A poorly mixed cocktail
Intensity is one of the main features of this series, seeking at all times to provide the story and the images with the gravity necessary to immerse the viewer in suspense around this ritual sacrifice that has taken place in a small Andalusian town. However, ‘Fair: The darkest light’ does not seem to be as interested in this more general tragedy as the great impact it has on a family in the town. The parents of two teenagers have disappeared and are involved in what has happened.
From there, a series is created that is always based on contrast, since the two sisters are very different, something that will become more and more acute as the episodes go by. In addition, their personal dramas will collide head-on with the investigation surrounding these mysterious events. In its favor, it should be noted that ‘Fair: The darkest light’ never hides that there is a vital supernatural component behind everything, since it is not interested in playing with the doubt about whether the belief of that sect is founded or not.
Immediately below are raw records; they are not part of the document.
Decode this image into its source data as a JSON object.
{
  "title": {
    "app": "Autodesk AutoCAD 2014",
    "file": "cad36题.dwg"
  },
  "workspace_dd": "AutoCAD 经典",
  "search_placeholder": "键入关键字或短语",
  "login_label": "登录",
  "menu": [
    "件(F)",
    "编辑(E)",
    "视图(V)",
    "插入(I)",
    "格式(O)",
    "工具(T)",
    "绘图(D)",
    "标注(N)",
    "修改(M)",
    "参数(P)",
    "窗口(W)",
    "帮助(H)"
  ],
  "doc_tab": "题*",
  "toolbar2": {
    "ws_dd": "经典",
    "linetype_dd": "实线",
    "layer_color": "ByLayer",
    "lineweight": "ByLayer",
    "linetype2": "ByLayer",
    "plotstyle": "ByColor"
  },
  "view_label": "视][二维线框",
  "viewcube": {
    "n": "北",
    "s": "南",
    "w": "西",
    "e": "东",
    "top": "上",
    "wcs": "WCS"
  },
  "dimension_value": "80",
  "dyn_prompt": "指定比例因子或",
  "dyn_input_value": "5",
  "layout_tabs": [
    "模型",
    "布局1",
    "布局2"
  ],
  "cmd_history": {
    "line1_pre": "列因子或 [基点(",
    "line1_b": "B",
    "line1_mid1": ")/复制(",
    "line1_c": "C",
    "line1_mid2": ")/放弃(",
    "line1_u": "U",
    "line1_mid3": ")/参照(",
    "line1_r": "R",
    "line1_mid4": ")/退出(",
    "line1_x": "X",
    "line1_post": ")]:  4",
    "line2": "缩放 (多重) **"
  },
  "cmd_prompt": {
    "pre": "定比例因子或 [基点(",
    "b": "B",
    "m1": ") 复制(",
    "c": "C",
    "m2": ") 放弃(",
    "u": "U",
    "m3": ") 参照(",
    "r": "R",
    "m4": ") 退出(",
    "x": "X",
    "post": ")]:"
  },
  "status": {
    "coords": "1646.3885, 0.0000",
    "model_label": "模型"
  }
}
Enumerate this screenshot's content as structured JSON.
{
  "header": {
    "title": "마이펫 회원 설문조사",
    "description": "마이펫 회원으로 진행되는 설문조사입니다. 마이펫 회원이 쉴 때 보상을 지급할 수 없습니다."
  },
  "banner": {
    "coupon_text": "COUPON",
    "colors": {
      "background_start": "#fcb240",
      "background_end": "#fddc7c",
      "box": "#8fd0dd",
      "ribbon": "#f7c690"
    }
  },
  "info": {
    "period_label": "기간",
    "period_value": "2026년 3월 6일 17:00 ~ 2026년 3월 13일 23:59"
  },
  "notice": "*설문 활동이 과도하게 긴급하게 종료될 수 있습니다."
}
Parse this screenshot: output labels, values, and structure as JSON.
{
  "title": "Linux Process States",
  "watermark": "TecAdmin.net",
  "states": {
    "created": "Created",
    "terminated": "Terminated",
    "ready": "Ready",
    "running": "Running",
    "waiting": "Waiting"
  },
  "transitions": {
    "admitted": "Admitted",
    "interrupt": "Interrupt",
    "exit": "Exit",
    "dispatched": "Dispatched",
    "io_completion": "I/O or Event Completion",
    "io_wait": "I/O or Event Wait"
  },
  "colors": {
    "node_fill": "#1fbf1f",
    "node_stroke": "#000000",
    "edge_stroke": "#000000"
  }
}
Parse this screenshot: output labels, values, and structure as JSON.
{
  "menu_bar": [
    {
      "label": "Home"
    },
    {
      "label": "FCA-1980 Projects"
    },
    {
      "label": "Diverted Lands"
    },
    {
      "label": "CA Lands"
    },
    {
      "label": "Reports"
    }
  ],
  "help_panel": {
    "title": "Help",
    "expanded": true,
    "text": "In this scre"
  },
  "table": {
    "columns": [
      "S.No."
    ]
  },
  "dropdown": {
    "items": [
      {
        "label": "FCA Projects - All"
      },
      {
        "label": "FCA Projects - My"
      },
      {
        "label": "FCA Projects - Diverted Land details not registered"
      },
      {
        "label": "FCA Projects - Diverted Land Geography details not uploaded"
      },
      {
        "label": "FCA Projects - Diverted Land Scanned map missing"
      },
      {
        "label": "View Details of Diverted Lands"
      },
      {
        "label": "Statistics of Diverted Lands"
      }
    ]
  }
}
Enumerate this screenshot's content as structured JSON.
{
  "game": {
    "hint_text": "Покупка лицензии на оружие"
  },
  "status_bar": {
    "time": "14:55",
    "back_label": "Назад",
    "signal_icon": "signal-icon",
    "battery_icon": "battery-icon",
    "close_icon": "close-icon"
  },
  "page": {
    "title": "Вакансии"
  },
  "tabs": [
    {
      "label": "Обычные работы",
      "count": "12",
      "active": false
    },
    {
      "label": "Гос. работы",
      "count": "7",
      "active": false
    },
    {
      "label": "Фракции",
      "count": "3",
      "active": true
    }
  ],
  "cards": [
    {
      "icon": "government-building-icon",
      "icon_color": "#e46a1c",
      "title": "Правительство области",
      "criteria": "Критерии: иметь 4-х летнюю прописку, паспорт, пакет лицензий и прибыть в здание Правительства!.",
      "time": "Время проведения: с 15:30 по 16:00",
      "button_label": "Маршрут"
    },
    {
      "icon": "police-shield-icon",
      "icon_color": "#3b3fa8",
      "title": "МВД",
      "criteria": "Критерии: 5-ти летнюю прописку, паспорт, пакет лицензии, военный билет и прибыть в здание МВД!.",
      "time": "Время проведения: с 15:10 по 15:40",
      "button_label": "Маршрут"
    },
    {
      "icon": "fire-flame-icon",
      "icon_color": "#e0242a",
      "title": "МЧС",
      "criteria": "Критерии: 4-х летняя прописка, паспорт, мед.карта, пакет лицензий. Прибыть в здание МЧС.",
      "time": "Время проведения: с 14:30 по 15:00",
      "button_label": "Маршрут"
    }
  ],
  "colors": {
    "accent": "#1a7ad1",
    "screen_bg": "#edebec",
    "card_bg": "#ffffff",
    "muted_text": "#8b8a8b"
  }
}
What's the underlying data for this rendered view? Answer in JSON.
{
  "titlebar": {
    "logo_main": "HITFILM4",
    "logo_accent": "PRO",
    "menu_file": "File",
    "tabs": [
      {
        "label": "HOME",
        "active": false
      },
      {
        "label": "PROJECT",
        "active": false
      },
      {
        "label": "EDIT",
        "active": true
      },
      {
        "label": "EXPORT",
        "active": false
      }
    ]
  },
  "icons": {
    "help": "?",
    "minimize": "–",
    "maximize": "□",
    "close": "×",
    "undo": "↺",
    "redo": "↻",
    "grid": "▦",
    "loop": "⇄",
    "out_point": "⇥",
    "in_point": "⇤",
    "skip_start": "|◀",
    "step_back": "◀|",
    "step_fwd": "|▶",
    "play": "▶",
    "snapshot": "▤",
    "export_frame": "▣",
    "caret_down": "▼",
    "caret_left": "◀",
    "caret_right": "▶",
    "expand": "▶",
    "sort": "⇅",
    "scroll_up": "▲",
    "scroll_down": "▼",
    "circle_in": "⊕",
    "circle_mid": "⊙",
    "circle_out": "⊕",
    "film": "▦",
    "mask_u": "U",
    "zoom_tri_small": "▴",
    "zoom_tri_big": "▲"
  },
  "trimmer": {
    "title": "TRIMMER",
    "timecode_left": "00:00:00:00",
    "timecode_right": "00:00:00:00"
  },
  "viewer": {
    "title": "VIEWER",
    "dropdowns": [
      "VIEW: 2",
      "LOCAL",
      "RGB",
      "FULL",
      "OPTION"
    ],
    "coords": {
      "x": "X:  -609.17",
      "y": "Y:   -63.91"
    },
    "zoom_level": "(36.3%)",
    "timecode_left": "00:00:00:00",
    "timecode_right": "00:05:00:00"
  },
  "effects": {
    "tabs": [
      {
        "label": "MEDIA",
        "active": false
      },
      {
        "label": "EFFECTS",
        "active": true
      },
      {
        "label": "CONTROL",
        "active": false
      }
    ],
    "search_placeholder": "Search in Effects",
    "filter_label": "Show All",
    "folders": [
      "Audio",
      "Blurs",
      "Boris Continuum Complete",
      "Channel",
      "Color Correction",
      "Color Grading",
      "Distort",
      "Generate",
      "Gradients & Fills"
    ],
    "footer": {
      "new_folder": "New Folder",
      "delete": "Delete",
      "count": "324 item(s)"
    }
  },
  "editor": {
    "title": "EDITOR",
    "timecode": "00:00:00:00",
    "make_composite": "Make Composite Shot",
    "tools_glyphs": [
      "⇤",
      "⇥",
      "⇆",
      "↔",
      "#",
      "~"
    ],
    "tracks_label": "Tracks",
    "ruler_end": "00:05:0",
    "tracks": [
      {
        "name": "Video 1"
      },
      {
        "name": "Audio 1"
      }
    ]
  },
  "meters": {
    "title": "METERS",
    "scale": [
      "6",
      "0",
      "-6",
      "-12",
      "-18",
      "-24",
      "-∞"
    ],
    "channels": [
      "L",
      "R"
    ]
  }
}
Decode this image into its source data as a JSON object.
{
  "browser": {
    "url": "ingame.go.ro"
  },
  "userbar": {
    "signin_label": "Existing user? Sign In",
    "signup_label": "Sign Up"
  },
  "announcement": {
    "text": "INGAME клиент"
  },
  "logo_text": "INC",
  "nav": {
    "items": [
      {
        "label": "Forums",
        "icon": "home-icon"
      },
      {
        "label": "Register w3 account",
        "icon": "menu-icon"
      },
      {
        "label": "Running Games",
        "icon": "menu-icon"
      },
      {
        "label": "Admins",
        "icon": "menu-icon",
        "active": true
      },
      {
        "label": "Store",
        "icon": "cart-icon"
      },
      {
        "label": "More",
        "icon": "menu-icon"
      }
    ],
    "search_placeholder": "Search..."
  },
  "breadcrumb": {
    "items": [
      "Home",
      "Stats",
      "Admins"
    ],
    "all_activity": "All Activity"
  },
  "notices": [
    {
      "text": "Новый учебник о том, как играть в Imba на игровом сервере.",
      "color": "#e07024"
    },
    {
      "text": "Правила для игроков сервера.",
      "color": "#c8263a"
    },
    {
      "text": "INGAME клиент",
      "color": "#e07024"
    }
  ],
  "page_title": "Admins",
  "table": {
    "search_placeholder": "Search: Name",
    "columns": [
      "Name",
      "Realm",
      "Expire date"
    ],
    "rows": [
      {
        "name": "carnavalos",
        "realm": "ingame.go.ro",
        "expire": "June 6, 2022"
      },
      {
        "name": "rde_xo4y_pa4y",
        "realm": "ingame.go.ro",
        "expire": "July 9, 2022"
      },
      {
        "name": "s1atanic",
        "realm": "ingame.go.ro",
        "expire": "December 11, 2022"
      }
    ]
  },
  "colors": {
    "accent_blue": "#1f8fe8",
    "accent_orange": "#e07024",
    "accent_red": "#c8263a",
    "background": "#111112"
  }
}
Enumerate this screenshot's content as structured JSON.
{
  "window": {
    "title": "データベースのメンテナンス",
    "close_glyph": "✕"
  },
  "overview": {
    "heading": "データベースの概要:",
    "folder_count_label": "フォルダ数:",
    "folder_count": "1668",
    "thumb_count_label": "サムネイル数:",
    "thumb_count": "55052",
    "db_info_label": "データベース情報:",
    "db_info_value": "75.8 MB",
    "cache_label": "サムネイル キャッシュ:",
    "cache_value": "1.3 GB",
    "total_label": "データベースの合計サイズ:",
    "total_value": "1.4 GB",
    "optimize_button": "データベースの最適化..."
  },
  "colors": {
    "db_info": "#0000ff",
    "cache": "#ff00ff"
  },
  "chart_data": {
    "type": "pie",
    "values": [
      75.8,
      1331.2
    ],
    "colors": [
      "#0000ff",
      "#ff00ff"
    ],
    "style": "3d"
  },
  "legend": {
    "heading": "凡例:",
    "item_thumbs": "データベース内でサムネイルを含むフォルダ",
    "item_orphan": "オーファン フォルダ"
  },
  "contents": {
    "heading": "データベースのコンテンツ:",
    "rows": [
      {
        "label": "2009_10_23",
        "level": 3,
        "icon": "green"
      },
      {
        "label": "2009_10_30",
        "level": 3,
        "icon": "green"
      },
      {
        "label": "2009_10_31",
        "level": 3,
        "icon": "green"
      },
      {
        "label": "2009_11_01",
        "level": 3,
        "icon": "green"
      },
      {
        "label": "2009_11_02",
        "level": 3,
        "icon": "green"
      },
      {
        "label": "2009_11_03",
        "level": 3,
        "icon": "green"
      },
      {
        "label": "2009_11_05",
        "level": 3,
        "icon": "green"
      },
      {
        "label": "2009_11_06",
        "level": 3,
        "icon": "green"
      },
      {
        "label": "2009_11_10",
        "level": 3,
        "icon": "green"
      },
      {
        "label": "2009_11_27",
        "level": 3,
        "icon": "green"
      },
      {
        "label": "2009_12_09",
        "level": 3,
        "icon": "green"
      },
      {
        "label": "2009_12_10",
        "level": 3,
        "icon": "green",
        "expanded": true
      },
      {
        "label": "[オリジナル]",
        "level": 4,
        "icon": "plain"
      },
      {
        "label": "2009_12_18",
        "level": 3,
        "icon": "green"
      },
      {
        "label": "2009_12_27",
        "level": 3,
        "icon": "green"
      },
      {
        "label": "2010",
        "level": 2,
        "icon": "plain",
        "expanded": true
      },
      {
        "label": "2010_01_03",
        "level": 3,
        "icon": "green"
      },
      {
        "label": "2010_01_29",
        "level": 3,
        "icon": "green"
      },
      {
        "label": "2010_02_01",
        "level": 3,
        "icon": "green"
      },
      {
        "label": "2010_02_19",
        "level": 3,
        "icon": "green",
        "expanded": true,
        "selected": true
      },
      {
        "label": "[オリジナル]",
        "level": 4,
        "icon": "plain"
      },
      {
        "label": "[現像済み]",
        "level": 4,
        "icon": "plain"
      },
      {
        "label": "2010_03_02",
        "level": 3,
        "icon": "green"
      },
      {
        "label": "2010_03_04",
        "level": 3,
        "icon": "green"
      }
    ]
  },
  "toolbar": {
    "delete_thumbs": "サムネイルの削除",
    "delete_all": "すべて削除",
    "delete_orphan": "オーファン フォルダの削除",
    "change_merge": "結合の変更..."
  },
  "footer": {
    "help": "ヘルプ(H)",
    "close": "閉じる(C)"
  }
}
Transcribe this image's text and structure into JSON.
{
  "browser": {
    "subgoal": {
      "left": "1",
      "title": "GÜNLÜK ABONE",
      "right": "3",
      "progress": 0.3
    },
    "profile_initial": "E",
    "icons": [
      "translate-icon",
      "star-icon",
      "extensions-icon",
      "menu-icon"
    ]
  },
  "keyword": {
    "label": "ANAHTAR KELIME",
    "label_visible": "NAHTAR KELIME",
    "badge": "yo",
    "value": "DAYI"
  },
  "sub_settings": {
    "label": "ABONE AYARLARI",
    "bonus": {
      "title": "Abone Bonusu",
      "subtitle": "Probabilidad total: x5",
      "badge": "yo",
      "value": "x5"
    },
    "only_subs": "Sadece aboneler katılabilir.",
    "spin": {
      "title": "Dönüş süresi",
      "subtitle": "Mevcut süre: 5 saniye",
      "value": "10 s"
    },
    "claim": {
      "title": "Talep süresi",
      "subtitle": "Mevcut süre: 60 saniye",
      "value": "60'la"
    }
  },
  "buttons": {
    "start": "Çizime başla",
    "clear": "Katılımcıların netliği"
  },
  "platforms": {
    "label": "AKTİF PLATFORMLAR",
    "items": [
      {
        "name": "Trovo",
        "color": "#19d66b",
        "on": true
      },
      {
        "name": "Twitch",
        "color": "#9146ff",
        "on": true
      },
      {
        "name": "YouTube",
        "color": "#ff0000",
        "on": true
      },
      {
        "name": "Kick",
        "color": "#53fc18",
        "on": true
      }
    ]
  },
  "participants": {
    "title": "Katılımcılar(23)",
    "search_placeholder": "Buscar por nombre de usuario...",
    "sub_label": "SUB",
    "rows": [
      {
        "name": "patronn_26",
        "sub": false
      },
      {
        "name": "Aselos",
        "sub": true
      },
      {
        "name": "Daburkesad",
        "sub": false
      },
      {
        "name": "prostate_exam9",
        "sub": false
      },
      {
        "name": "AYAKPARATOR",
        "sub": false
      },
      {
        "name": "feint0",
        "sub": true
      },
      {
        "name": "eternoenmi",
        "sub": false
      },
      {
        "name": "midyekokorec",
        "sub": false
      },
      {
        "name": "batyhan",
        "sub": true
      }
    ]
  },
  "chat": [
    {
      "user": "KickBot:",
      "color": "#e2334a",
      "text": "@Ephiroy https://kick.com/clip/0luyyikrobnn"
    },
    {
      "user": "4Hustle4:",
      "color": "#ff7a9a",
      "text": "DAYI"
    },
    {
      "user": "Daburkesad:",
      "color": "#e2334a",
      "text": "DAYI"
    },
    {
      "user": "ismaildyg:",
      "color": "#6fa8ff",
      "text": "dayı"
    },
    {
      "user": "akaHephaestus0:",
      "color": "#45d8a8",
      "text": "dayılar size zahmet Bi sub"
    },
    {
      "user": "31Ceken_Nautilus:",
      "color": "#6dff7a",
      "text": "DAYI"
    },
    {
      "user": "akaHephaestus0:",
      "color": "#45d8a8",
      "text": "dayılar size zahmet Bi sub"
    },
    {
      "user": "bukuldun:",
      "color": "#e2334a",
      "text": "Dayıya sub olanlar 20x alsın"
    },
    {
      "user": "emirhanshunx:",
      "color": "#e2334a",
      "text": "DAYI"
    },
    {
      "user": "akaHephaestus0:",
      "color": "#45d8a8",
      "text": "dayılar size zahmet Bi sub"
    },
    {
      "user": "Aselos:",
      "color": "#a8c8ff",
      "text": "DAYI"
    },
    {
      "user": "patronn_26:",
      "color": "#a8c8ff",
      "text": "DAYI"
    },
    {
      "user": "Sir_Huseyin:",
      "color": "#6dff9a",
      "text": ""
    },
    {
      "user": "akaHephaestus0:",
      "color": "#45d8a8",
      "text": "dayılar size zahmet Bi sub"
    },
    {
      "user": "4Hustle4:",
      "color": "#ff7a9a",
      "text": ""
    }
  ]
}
The problem comes when handling those suggestive ingredients, opting to play with a mythology that often leaves the viewer with the feeling of dizzying the partridge. There it could be argued that he does it to give his characters a little more weight, especially the protagonists played by Carla Campra Y Ana Tomeno, but there we have one of the great weaknesses of ‘Fair: The darkest light’, since the Netflix series never ends up getting us to really connect with them.
And it is not for lack of trying, since one of the main dramatic axes of the series is precisely the relationship between them and how it evolves due to the way in which they are affected by what happened. The series always tries to find support or emotional motivation that it serves as a narrative engine, but there it almost always turns out to be somewhat flat, as if it simply wasn’t capable of transferring its ambitious intentions to the image.
unsatisfactory
Something similar could be said of the suspense part, since teverything related to research is somewhat monotonous. It is not that it falls into the unlikely or does something especially wrong, it is simply something that is there and adds little to the whole, since the great hook ends up being the suspense. What exactly has happened, how has this situation come about and how will it all unfold.
There ‘Fair: The darkest light’ works better conceptually than in execution, since his way of delving into the mystery ends up being somewhat inert, like the enormous amount of nudity in the series. What they want to convey and the different symbolisms it handles is clear, but there is a long way to go to integrate them satisfactorily into the story. In the end, they contribute something in terms of thinning the atmosphere posed by their directors, but it ends up falling into the repetitive when that step forward had to be left to be fascinating and that we could not stop seeing what happens on the screen. Some powerful image does leave us, but the support is missing so that they are nothing more than sparks without continuity.
That leads to ‘Fair: the darkest light’ ending up being more satisfactory when it tends more towards the exhibition, especially that fourth episode that takes a look at the past. The curious thing is that it is then when he gets the most that feeling of progression that in the part of the characters that is currently located, he never gets to feel. The mystery is posed, it is “adorned” with a solvent technical finish and then it does not stop taking false steps until it closes everything with an outcome that does invite wanting to see a possible second season, since then it will be necessary to be more direct from the first moment.
In short
‘Fair: The Darkest Light’ is a missed opportunity to bring forward a Spanish horror series that really hooks the viewer. Striking ingredients he does handle, but then the mix he makes with them ends up being frustrating more times than it manages to grow the curiosity we have when we start watching the series. All in all, it is better than another proposal in a relatively similar line such as ‘Paraíso’, but it is far from being the best possible version of itself, but simply one that is really worth it.